An FBI agent claimed in a December 24 court filing that the two children, a 14-year-old girl and 12-year-old boy, were kidnapped December 8 from a home in Woodridge in upstate New York and taken to Scranton, Pennsylvania. Disguised in typical children’s clothing — unlike the black garb usually worn by Lev Tahor members — they were put on a flight and a few days later observed at a hotel in Mexico City, in the company of Lev Tahor members.
The Associated Press named the children as Yante and Chaim Teller. The court filing does not name the children or their mother, but it describes her as the daughter of the controversial founder and former leader, Helbrans. The New York Post identified her as Sara Helbrans, 32, Shlomo’s daughter, and said she decided to flee after she was ostracized for objecting to her 13-year-old daughter being married to an older man.
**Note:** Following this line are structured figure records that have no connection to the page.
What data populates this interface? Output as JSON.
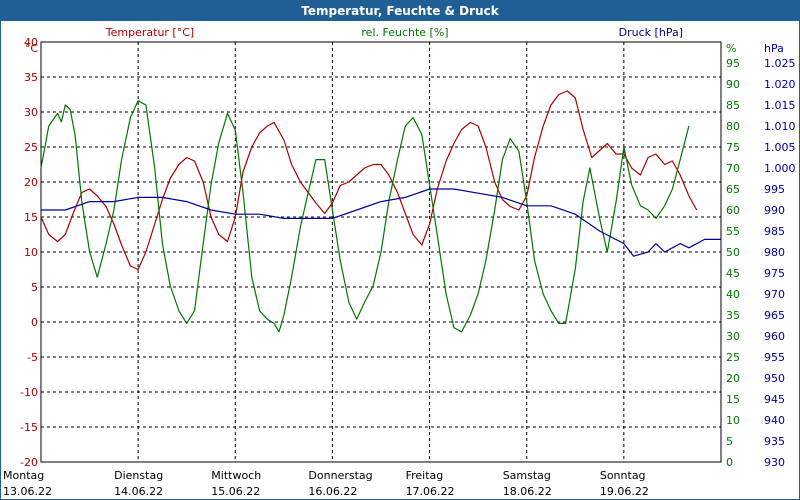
{
  "window": {
    "title": "Temperatur, Feuchte & Druck"
  },
  "chart_data": {
    "type": "line",
    "title": "Temperatur, Feuchte & Druck",
    "grid": true,
    "axes": {
      "temperature": {
        "unit": "°C",
        "range": [
          -20,
          40
        ],
        "ticks": [
          "40",
          "35",
          "30",
          "25",
          "20",
          "15",
          "10",
          "5",
          "0",
          "-5",
          "-10",
          "-15",
          "-20"
        ],
        "color": "#aa0000"
      },
      "humidity": {
        "unit": "%",
        "range": [
          0,
          100
        ],
        "ticks": [
          "95",
          "90",
          "85",
          "80",
          "75",
          "70",
          "65",
          "60",
          "55",
          "50",
          "45",
          "40",
          "35",
          "30",
          "25",
          "20",
          "15",
          "10",
          "5",
          "0"
        ],
        "color": "#007700"
      },
      "pressure": {
        "unit": "hPa",
        "range": [
          930,
          1030
        ],
        "ticks": [
          "1.025",
          "1.020",
          "1.015",
          "1.010",
          "1.005",
          "1.000",
          "995",
          "990",
          "985",
          "980",
          "975",
          "970",
          "965",
          "960",
          "955",
          "950",
          "945",
          "940",
          "935",
          "930"
        ],
        "color": "#000099"
      }
    },
    "x_ticks": [
      {
        "day": "Montag",
        "date": "13.06.22"
      },
      {
        "day": "Dienstag",
        "date": "14.06.22"
      },
      {
        "day": "Mittwoch",
        "date": "15.06.22"
      },
      {
        "day": "Donnerstag",
        "date": "16.06.22"
      },
      {
        "day": "Freitag",
        "date": "17.06.22"
      },
      {
        "day": "Samstag",
        "date": "18.06.22"
      },
      {
        "day": "Sonntag",
        "date": "19.06.22"
      }
    ],
    "x_range_days": [
      0,
      7
    ],
    "series": [
      {
        "name": "Temperatur [°C]",
        "axis": "temperature",
        "color": "#aa0000",
        "points": [
          [
            0,
            15
          ],
          [
            0.08,
            12.5
          ],
          [
            0.17,
            11.5
          ],
          [
            0.25,
            12.5
          ],
          [
            0.33,
            15.5
          ],
          [
            0.42,
            18.5
          ],
          [
            0.5,
            19
          ],
          [
            0.58,
            18
          ],
          [
            0.67,
            16.5
          ],
          [
            0.75,
            14
          ],
          [
            0.83,
            11
          ],
          [
            0.92,
            8
          ],
          [
            1.0,
            7.5
          ],
          [
            1.08,
            10
          ],
          [
            1.17,
            14
          ],
          [
            1.25,
            17.5
          ],
          [
            1.33,
            20.5
          ],
          [
            1.42,
            22.5
          ],
          [
            1.5,
            23.5
          ],
          [
            1.58,
            23
          ],
          [
            1.67,
            20
          ],
          [
            1.75,
            15
          ],
          [
            1.83,
            12.5
          ],
          [
            1.92,
            11.5
          ],
          [
            2.0,
            15
          ],
          [
            2.08,
            21.5
          ],
          [
            2.17,
            25
          ],
          [
            2.25,
            27
          ],
          [
            2.33,
            28
          ],
          [
            2.4,
            28.5
          ],
          [
            2.5,
            26
          ],
          [
            2.58,
            22.5
          ],
          [
            2.67,
            20
          ],
          [
            2.75,
            18.5
          ],
          [
            2.83,
            17
          ],
          [
            2.92,
            15.5
          ],
          [
            3.0,
            17
          ],
          [
            3.08,
            19.5
          ],
          [
            3.17,
            20
          ],
          [
            3.25,
            21
          ],
          [
            3.33,
            22
          ],
          [
            3.42,
            22.5
          ],
          [
            3.5,
            22.5
          ],
          [
            3.58,
            21
          ],
          [
            3.67,
            18.5
          ],
          [
            3.75,
            15.5
          ],
          [
            3.83,
            12.5
          ],
          [
            3.92,
            11
          ],
          [
            4.0,
            14
          ],
          [
            4.08,
            19
          ],
          [
            4.17,
            23
          ],
          [
            4.25,
            25.5
          ],
          [
            4.33,
            27.5
          ],
          [
            4.42,
            28.5
          ],
          [
            4.5,
            28
          ],
          [
            4.58,
            25
          ],
          [
            4.67,
            20
          ],
          [
            4.75,
            17.5
          ],
          [
            4.83,
            16.5
          ],
          [
            4.92,
            16
          ],
          [
            5.0,
            18
          ],
          [
            5.08,
            23.5
          ],
          [
            5.17,
            28
          ],
          [
            5.25,
            31
          ],
          [
            5.33,
            32.5
          ],
          [
            5.42,
            33
          ],
          [
            5.5,
            32
          ],
          [
            5.58,
            27.5
          ],
          [
            5.67,
            23.5
          ],
          [
            5.75,
            24.5
          ],
          [
            5.83,
            25.5
          ],
          [
            5.92,
            24
          ],
          [
            6.0,
            24
          ],
          [
            6.08,
            22
          ],
          [
            6.17,
            21
          ],
          [
            6.25,
            23.5
          ],
          [
            6.33,
            24
          ],
          [
            6.42,
            22.5
          ],
          [
            6.5,
            23
          ],
          [
            6.58,
            21
          ],
          [
            6.67,
            18
          ],
          [
            6.75,
            16
          ]
        ]
      },
      {
        "name": "rel. Feuchte [%]",
        "axis": "humidity",
        "color": "#007700",
        "points": [
          [
            0,
            70
          ],
          [
            0.08,
            80
          ],
          [
            0.17,
            83
          ],
          [
            0.21,
            81
          ],
          [
            0.25,
            85
          ],
          [
            0.3,
            84
          ],
          [
            0.35,
            78
          ],
          [
            0.42,
            62
          ],
          [
            0.5,
            50
          ],
          [
            0.58,
            44
          ],
          [
            0.67,
            52
          ],
          [
            0.75,
            60
          ],
          [
            0.83,
            72
          ],
          [
            0.92,
            82
          ],
          [
            1.0,
            86
          ],
          [
            1.08,
            85
          ],
          [
            1.17,
            70
          ],
          [
            1.25,
            52
          ],
          [
            1.33,
            42
          ],
          [
            1.42,
            36
          ],
          [
            1.5,
            33
          ],
          [
            1.58,
            36
          ],
          [
            1.67,
            52
          ],
          [
            1.75,
            66
          ],
          [
            1.83,
            76
          ],
          [
            1.92,
            83
          ],
          [
            2.0,
            79
          ],
          [
            2.08,
            64
          ],
          [
            2.17,
            44
          ],
          [
            2.25,
            36
          ],
          [
            2.33,
            34
          ],
          [
            2.4,
            33
          ],
          [
            2.45,
            31
          ],
          [
            2.5,
            35
          ],
          [
            2.58,
            44
          ],
          [
            2.67,
            56
          ],
          [
            2.75,
            64
          ],
          [
            2.83,
            72
          ],
          [
            2.92,
            72
          ],
          [
            3.0,
            60
          ],
          [
            3.08,
            48
          ],
          [
            3.17,
            38
          ],
          [
            3.25,
            34
          ],
          [
            3.33,
            38
          ],
          [
            3.42,
            42
          ],
          [
            3.5,
            50
          ],
          [
            3.58,
            62
          ],
          [
            3.67,
            72
          ],
          [
            3.75,
            80
          ],
          [
            3.83,
            82
          ],
          [
            3.92,
            78
          ],
          [
            4.0,
            66
          ],
          [
            4.08,
            54
          ],
          [
            4.17,
            40
          ],
          [
            4.25,
            32
          ],
          [
            4.33,
            31
          ],
          [
            4.42,
            35
          ],
          [
            4.5,
            40
          ],
          [
            4.58,
            48
          ],
          [
            4.67,
            60
          ],
          [
            4.75,
            72
          ],
          [
            4.83,
            77
          ],
          [
            4.92,
            74
          ],
          [
            5.0,
            62
          ],
          [
            5.08,
            48
          ],
          [
            5.17,
            40
          ],
          [
            5.25,
            36
          ],
          [
            5.33,
            33
          ],
          [
            5.4,
            33
          ],
          [
            5.5,
            46
          ],
          [
            5.58,
            62
          ],
          [
            5.65,
            70
          ],
          [
            5.75,
            58
          ],
          [
            5.83,
            50
          ],
          [
            5.92,
            62
          ],
          [
            6.0,
            75
          ],
          [
            6.08,
            66
          ],
          [
            6.17,
            61
          ],
          [
            6.25,
            60
          ],
          [
            6.33,
            58
          ],
          [
            6.42,
            61
          ],
          [
            6.5,
            65
          ],
          [
            6.58,
            72
          ],
          [
            6.67,
            80
          ]
        ]
      },
      {
        "name": "Druck [hPa]",
        "axis": "pressure",
        "color": "#000099",
        "points": [
          [
            0,
            990
          ],
          [
            0.25,
            990
          ],
          [
            0.5,
            992
          ],
          [
            0.75,
            992
          ],
          [
            1.0,
            993
          ],
          [
            1.25,
            993
          ],
          [
            1.5,
            992
          ],
          [
            1.75,
            990
          ],
          [
            2.0,
            989
          ],
          [
            2.25,
            989
          ],
          [
            2.5,
            988
          ],
          [
            2.75,
            988
          ],
          [
            3.0,
            988
          ],
          [
            3.25,
            990
          ],
          [
            3.5,
            992
          ],
          [
            3.75,
            993
          ],
          [
            4.0,
            995
          ],
          [
            4.25,
            995
          ],
          [
            4.5,
            994
          ],
          [
            4.75,
            993
          ],
          [
            5.0,
            991
          ],
          [
            5.25,
            991
          ],
          [
            5.5,
            989
          ],
          [
            5.75,
            985
          ],
          [
            6.0,
            982
          ],
          [
            6.1,
            979
          ],
          [
            6.25,
            980
          ],
          [
            6.33,
            982
          ],
          [
            6.42,
            980
          ],
          [
            6.5,
            981
          ],
          [
            6.58,
            982
          ],
          [
            6.67,
            981
          ],
          [
            6.75,
            982
          ],
          [
            6.83,
            983
          ],
          [
            6.92,
            983
          ],
          [
            7.0,
            983
          ]
        ]
      }
    ]
  }
}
The Times of Israel reported Shlomo’s son Nachman was among five Lev Tahor leaders arrested last week in Mexico.
Helbrans founded Lev Tahor, Hebrew for “Pure Heart,” in Israel in the mid-1980s. The group moved to New York in 1991, fleeing the Armageddon Helbrans believed would come with the first Gulf War.
He was convicted in 1994 of kidnapping a 13 year old boy who had been sent to him for religious instruction. He served his sentence, and was deported to Israel. He was in Canada by 2000, granted asylum against persecution for his anti-Zionist beliefs in Israel, where the group was colloquially known as the Jewish Taliban, in part for the dress code imposed on women and girls.